The two couples, Penelope and Michael Longstreet (Jodie Foster and John C. Reilly) and Nancy and Alan Cowan (Kate Winslet and Cristoph Waltz) are introduced as the image of upper-middle class respectability. The Longstreets, whose New York apartment is the only setting for the film, are welcoming and well-mannered to the Cowans who are apologetic for their son Zachary having hit the Longstreet’s son, Ethan, in the face with a stick. Though the tension between them is palpable, their interactions are cordial while they agree to settle the matter with an official statement of Zachary’s guilt. It is only when the Cowans attempt to leave for the first time that relations begin to fall apart. Soon the couples are fighting, then the husbands are fighting the wives, and before long it is everyone against the other while alcohol, vomit, and a possibly tainted cobbler turn the four sophisticated adults into screaming children.

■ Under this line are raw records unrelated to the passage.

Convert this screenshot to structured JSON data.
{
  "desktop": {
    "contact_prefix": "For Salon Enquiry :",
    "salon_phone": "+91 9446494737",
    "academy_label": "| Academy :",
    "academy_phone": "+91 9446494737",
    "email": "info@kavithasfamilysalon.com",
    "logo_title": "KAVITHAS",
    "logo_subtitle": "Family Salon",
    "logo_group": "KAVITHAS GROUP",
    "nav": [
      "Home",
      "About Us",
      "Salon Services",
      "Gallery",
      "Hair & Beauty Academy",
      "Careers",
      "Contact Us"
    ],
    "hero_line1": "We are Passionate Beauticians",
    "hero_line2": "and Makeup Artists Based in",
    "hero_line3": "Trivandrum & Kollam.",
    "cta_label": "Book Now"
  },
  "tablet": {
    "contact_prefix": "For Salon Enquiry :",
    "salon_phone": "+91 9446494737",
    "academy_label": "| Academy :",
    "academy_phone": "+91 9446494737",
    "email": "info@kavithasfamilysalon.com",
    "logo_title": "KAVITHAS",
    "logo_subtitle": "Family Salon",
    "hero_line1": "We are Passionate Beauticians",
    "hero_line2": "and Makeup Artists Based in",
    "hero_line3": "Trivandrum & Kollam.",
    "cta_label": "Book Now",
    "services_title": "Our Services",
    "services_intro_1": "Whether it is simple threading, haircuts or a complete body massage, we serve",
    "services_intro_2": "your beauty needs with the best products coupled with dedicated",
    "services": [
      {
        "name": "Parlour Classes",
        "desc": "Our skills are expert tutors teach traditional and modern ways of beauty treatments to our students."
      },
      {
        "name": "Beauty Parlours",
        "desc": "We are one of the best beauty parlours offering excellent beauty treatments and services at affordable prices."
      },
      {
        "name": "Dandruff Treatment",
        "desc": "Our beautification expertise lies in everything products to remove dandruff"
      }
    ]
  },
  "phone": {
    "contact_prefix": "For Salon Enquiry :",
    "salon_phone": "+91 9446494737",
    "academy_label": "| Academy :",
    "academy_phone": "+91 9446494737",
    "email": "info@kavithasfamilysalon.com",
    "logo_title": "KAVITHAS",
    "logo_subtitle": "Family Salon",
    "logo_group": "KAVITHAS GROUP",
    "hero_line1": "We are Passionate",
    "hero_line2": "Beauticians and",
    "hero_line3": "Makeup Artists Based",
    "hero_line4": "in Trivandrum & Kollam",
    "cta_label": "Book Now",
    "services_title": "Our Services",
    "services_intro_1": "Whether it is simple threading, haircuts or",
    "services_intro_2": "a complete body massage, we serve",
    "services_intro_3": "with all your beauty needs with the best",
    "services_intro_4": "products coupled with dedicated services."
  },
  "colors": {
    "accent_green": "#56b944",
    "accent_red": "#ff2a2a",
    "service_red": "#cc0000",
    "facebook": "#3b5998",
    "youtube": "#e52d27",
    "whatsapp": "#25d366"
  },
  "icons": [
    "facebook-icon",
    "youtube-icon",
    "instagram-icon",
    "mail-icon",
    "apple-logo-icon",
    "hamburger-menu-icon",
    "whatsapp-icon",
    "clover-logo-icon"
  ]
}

With an all-star cast like this one, you know the acting will be fantastic. These four are the only characters and they are more than up to the task of carrying the film. Jodie Foster is impeccable as a bleeding-heart artist who breaks down over the course of the film into sobbing and petulance. John C. Reilly, about whom I was originally dubious, is pitch-perfect as Foster’s conservative mama’s-boy of a husband. Kate Winslet is as wonderful as always, even when projectile vomiting, an act which prompted my viewing companion to exclaim, “now that’s carnage.” Finally, Christoph Waltz is reminiscent of his role in “Inglorious Basterds” as a man who is calm and confident until he breaks like a ragdoll, with a voice that I could listen to all day and every day.
Polanski once again lives up to his distinguished directorial reputation. The claustrophobia of the apartment grows over time as the film becomes more and more like a yuppie version of Sartre’s “No Exit;” being stuck together is hell for these characters, yet they cannot seem to leave or let go of each other.
Though the tension of the film can be uncomfortable at times, and there is a large amount of vomit for a movie based on an award-winning play, “Carnage” is a witty and compelling look into human nature and the veneer’s of Western society.
You’ll like this if you liked: Movies based on French plays like “The Birdcage,” movies with awkwardness that you can’t look away from like “Annie Hall” and movies where Kate Winslet steals the screen like “Titanic” or is in a crappy marriage like “Revolutionary Road.”